曦木給她電話說,因為前幾天拖了點工期,所以晚上加一會兒班,會遲一點過來,她叮囑他晚飯吃飽一點。
他回答說好。
何心跟九九兩個人一起來的,因為也提前聯繫過,所以他倆一來就走到歌台邊上坐着了。
他倆一直有說有笑。
三個小時十首歌對方敏抒來說強度不大,主要是重學這邊的歌也有點費神。
學會很容易,唱好需要費一些功夫。
休息的時候,何心問她,「我聽九說,你是怡保人?」
她點點頭。
何心又問,「追曦木追到國內來的啊?」
方敏抒從她的語氣和眼神里捕捉到了她的一些羨慕的情緒,但這是第二次見面,沒有想去戳她的心事,這朦朧的事,和她跟曦木這種已經官宣的是不一樣的。
方敏抒喝着水點了點頭,「追過來,回不去了。
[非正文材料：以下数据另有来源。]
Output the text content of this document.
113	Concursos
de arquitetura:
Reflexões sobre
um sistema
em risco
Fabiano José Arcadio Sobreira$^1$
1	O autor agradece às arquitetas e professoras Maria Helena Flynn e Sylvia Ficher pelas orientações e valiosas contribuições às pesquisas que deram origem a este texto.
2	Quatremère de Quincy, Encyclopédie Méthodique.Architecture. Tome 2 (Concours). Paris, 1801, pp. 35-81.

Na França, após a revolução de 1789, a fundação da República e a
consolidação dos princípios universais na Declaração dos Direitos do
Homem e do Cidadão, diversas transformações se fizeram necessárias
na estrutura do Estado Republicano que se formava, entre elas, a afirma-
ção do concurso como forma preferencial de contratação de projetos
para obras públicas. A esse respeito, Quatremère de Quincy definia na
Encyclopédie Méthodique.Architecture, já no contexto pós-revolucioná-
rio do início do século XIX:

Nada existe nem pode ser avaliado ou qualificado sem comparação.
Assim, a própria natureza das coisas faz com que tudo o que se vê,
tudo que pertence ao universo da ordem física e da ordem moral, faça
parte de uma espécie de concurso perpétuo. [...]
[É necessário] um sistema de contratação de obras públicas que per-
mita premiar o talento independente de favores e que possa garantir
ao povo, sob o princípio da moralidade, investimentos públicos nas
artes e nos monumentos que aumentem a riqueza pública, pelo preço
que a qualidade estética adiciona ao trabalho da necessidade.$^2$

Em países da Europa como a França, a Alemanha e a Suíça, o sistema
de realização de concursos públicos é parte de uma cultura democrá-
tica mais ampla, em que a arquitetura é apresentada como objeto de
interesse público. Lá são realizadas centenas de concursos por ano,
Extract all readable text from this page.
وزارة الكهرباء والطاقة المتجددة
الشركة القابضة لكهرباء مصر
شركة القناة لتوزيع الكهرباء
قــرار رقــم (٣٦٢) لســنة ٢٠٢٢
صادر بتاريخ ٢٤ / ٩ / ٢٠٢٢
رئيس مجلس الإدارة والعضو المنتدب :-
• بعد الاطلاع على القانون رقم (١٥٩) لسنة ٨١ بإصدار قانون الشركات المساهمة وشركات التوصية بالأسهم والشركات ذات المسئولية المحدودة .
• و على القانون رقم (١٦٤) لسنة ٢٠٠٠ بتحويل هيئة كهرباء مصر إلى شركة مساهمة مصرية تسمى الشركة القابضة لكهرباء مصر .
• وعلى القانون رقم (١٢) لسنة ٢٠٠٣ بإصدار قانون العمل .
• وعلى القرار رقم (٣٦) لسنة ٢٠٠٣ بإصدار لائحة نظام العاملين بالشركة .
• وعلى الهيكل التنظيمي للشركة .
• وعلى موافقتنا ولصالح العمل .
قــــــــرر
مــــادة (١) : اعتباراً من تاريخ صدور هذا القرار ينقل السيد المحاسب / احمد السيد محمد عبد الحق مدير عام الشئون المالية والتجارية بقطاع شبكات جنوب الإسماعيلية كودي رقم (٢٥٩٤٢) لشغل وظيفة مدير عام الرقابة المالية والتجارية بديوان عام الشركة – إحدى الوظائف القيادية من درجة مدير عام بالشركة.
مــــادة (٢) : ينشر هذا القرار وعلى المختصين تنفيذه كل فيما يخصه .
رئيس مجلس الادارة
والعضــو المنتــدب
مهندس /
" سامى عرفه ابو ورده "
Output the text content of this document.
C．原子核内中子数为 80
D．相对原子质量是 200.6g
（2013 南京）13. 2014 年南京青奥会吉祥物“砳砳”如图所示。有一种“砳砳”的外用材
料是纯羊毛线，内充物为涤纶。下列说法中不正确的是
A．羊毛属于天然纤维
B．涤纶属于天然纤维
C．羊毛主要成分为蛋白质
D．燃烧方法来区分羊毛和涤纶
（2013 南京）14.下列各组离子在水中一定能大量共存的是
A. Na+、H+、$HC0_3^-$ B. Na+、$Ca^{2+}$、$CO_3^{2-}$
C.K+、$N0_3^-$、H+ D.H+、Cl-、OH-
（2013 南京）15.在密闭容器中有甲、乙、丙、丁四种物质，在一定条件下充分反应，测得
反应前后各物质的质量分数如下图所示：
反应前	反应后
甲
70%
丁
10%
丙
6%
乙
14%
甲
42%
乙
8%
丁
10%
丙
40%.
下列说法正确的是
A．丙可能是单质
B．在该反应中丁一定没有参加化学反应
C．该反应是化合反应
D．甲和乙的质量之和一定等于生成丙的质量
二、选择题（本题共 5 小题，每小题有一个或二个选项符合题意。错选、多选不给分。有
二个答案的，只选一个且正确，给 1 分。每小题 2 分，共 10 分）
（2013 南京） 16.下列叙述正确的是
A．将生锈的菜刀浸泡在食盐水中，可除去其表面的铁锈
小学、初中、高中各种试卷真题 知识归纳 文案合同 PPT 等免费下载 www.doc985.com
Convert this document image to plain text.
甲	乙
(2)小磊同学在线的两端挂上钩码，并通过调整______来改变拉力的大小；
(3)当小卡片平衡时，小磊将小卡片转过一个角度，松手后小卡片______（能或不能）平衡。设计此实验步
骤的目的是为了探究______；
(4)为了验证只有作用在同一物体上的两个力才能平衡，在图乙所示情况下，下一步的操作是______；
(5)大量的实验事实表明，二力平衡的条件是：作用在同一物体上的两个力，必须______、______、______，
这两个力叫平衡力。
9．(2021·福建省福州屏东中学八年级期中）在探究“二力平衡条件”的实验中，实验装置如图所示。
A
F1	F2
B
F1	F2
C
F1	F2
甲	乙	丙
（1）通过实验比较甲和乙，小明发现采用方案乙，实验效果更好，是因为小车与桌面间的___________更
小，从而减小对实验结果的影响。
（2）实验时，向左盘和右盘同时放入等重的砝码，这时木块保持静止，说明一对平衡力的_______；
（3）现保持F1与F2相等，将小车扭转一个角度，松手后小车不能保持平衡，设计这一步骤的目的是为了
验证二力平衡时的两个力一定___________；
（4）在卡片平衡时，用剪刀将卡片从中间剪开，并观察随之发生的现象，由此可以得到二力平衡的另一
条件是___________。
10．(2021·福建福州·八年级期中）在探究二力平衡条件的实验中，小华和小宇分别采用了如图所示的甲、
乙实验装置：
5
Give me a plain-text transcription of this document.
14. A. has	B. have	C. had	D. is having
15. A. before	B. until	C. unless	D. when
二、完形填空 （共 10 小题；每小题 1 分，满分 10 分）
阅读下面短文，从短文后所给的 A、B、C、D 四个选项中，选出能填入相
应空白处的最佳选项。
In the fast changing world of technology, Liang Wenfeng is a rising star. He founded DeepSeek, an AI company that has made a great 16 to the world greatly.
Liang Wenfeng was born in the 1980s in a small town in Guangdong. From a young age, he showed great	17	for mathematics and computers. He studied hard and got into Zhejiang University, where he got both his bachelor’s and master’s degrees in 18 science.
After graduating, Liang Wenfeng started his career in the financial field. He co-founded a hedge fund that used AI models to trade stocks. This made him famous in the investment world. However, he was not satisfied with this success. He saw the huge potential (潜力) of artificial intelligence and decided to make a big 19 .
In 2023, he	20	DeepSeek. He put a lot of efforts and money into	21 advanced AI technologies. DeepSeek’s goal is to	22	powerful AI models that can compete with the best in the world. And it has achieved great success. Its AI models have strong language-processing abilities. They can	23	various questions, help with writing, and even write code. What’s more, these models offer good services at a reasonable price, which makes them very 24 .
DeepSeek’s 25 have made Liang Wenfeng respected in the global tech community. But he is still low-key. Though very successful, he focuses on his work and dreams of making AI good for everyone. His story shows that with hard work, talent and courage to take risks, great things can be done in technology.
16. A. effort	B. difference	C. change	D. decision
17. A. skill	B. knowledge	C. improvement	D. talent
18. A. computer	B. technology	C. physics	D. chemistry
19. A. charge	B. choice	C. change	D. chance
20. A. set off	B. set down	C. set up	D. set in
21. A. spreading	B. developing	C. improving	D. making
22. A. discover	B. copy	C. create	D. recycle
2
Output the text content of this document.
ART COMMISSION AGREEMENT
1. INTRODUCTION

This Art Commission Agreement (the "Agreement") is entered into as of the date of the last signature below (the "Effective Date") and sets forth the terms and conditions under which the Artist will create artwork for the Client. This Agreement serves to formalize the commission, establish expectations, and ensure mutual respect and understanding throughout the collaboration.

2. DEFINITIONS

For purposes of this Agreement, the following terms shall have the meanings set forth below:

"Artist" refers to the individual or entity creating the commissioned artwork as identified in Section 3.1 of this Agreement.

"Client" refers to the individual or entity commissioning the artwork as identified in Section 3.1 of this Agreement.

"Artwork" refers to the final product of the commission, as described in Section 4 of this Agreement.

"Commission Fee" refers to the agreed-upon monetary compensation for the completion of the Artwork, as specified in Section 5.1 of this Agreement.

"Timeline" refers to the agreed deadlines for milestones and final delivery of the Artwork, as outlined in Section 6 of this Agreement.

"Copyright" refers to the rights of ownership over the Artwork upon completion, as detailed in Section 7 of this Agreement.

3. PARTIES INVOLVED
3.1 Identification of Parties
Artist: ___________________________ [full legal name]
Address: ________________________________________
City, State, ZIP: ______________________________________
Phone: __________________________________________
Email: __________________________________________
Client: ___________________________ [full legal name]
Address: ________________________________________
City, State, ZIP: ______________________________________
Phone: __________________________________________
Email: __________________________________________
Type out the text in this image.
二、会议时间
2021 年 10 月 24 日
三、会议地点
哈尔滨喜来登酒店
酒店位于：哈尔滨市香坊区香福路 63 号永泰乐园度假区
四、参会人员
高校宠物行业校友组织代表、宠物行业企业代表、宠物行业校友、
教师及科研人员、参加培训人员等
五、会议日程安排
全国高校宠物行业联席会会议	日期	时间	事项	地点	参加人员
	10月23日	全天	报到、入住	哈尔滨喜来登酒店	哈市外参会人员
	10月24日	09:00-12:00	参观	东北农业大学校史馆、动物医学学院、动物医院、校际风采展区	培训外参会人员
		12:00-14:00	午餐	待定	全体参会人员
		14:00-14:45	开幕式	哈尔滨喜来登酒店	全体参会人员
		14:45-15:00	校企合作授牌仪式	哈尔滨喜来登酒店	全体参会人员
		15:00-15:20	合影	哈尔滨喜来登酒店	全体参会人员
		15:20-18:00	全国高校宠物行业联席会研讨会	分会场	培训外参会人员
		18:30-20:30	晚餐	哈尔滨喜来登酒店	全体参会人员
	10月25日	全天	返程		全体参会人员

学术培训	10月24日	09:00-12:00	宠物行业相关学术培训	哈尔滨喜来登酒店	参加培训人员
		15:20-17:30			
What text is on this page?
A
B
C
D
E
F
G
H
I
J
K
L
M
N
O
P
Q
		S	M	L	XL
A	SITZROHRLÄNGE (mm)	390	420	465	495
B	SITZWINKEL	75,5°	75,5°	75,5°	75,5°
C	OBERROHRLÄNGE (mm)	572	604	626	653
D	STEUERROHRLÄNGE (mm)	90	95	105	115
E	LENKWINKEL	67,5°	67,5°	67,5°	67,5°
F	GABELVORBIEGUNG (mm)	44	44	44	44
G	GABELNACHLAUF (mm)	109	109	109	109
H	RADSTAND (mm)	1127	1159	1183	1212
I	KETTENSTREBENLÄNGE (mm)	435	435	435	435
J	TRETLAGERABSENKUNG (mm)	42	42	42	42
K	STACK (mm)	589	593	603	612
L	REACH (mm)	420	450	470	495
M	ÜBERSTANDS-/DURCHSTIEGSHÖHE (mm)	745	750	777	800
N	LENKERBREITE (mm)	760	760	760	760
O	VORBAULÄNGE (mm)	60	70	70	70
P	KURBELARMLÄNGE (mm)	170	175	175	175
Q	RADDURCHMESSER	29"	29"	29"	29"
」
「對不起,」何心說,「我問多了。不過曦木人很好的,而且他的家庭,不像九那樣。可能曦木這種完全叛逆的才沒有羈絆吧。」
方敏抒無心問,何心卻自己流露着些許憂愁。
這會兒沈時玖在外面接電話,似乎是他家裏人打的。
方敏抒問,「九九的家裏和曦木家裏應該不一樣的吧?」
何心苦笑了一下,「不一樣,九是和家裏商量好的,他父母看得開想得遠,他愛幹啥幹啥,前提是,他得自己養活自己。」
「怪不得他在酒吧街賣花呢。」
「是,賣花是挺好的。」
何心單手托腮,另一隻手捏着勺子攪動着杯子裏的酒,還好,這一天沒點『長島冰茶』。
她摸出來一支煙,但馬上又收了回去,那盒子裏還剩大半,她猶豫了一下,扔進了垃圾桶。
她笑了笑,「算了,我認識他多久,他勸我戒煙就勸了多久。」
「確實不太好,」方敏抒說,「我是一點不能沾這個。」
「懂,」何心笑笑,「你是歌手,我能不能點歌?要多少小費?」
「嗨,」方敏抒擺手,「你點,我們是朋友,說什么小費,你點不點我都要唱十首歌,一樣的。」
「《後來》,行嗎?」
「行。」方敏抒莞爾,「我去了。」
「好。」
這歌她剛學會沒兩天,她覺得何心的憂鬱里,好像還有一點兒悲壯……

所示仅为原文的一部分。